Harry's staying for the party?
    
That's what he told me at breakfast.
    
Oh, you had breakfast together, did you?
    
I was thinking that I could unpack Emilio's suits.
    
If the moths haven't had them.
    
I've checked. They haven't.
    
The legs will need to be taken up.
    
Not for Adam. A few centimeters for Harry. I'll see to it.
    
Yes, do that. Good night, Maria.
    
Good night, Signora.
    
Maria ...
    
Yes, Signora?
    
It's a good idea.

 

    ADAM WAS AWOKEN BY THE LIGHT, THE ONE THAT LIVED on his bedside table, the one that was now hovering directly over his head.

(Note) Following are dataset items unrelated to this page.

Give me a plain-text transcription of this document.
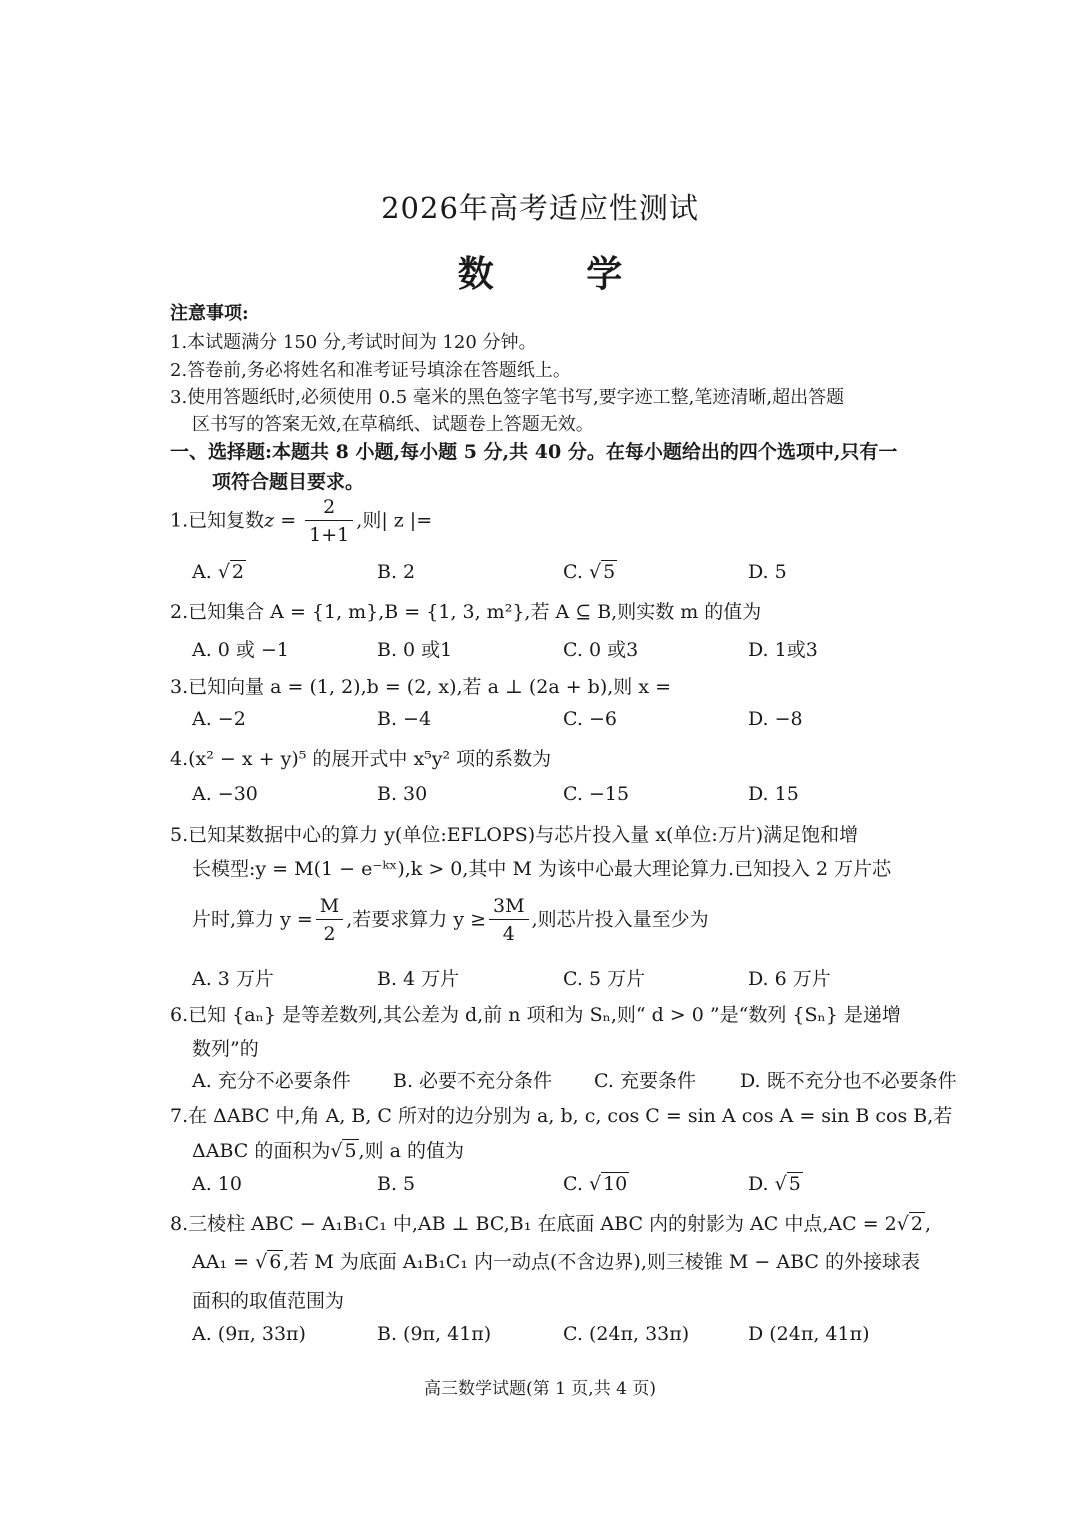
2026年高考适应性测试
数 学
注意事项:
1.本试题满分 150 分,考试时间为 120 分钟。
2.答卷前,务必将姓名和准考证号填涂在答题纸上。
3.使用答题纸时,必须使用 0.5 毫米的黑色签字笔书写,要字迹工整,笔迹清晰,超出答题
区书写的答案无效,在草稿纸、试题卷上答题无效。
一、选择题:本题共 8 小题,每小题 5 分,共 40 分。在每小题给出的四个选项中,只有一
项符合题目要求。
1.已知复数$z = \frac{2}{1+1}$ ,则| z |=
A. √ 2	B. 2	C. √ 5	D. 5
2.已知集合 A = {1, m},B = {1, 3, m²},若 A ⊆ B,则实数 m 的值为
A. 0 或 −1	B. 0 或1	C. 0 或3	D. 1或3
3.已知向量 a = (1, 2),b = (2, x),若 a ⊥ (2a + b),则 x =
A. −2	B. −4	C. −6	D. −8
4.(x² − x + y)⁵ 的展开式中 x⁵y² 项的系数为
A. −30	B. 30	C. −15	D. 15
5.已知某数据中心的算力 y(单位:EFLOPS)与芯片投入量 x(单位:万片)满足饱和增
长模型:y = M(1 − e⁻ᵏˣ),k > 0,其中 M 为该中心最大理论算力.已知投入 2 万片芯
片时,算力 $y = \frac{M}{2}$ ,若要求算力 $y \ge \frac{3M}{4}$ ,则芯片投入量至少为
A. 3 万片	B. 4 万片	C. 5 万片	D. 6 万片
6.已知 {aₙ} 是等差数列,其公差为 d,前 n 项和为 Sₙ,则“ d > 0 ”是“数列 {Sₙ} 是递增
数列”的
A. 充分不必要条件 B. 必要不充分条件 C. 充要条件 D. 既不充分也不必要条件
7.在 ΔABC 中,角 A, B, C 所对的边分别为 a, b, c, cos C = sin A cos A = sin B cos B,若
ΔABC 的面积为√ 5 ,则 a 的值为
A. 10	B. 5	C. √ 10	D. √ 5
8.三棱柱 ABC − A₁B₁C₁ 中,AB ⊥ BC,B₁ 在底面 ABC 内的射影为 AC 中点,AC = 2√ 2 ,
AA₁ = √ 6 ,若 M 为底面 A₁B₁C₁ 内一动点(不含边界),则三棱锥 M − ABC 的外接球表
面积的取值范围为
A. (9π, 33π)	B. (9π, 41π)	C. (24π, 33π)	D (24π, 41π)
高三数学试题(第 1 页,共 4 页)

    He twisted away. "Jesus . . ." he mumbled into the pillow. "Yes, it is I, my son." "Fuck off, Harry."
    Harry flopped onto the bed. "I'm in love," he announced. "What's his name?"
    "Don't mock. She's Finnish." He lit a cigarette.
    "Finnish?"
    "Swedish-Finnish."
    "Swedish-Finnish?"
    "Apparently there are lots of them in Finland: Swedish Finns."
    "Oh, for God's sake, Harry."
    "What?"
    "Was she related to the Swiss girl in Milan by any chance?" "She wasn't after my money."
    
"My
money."
    "Although I did buy her dinner."
    "Oh, that's what's on my jacket."
    "She was very grateful," said Harry, blowing a perfect smoke ring into the air.
    Adam checked his watch—almost two in the morning—and resigned himself to the fact that he wouldn't be going back to sleep any time soon.
    "And what does she do, this Swedish Finn?"
    "Pretty much anything you ask her to."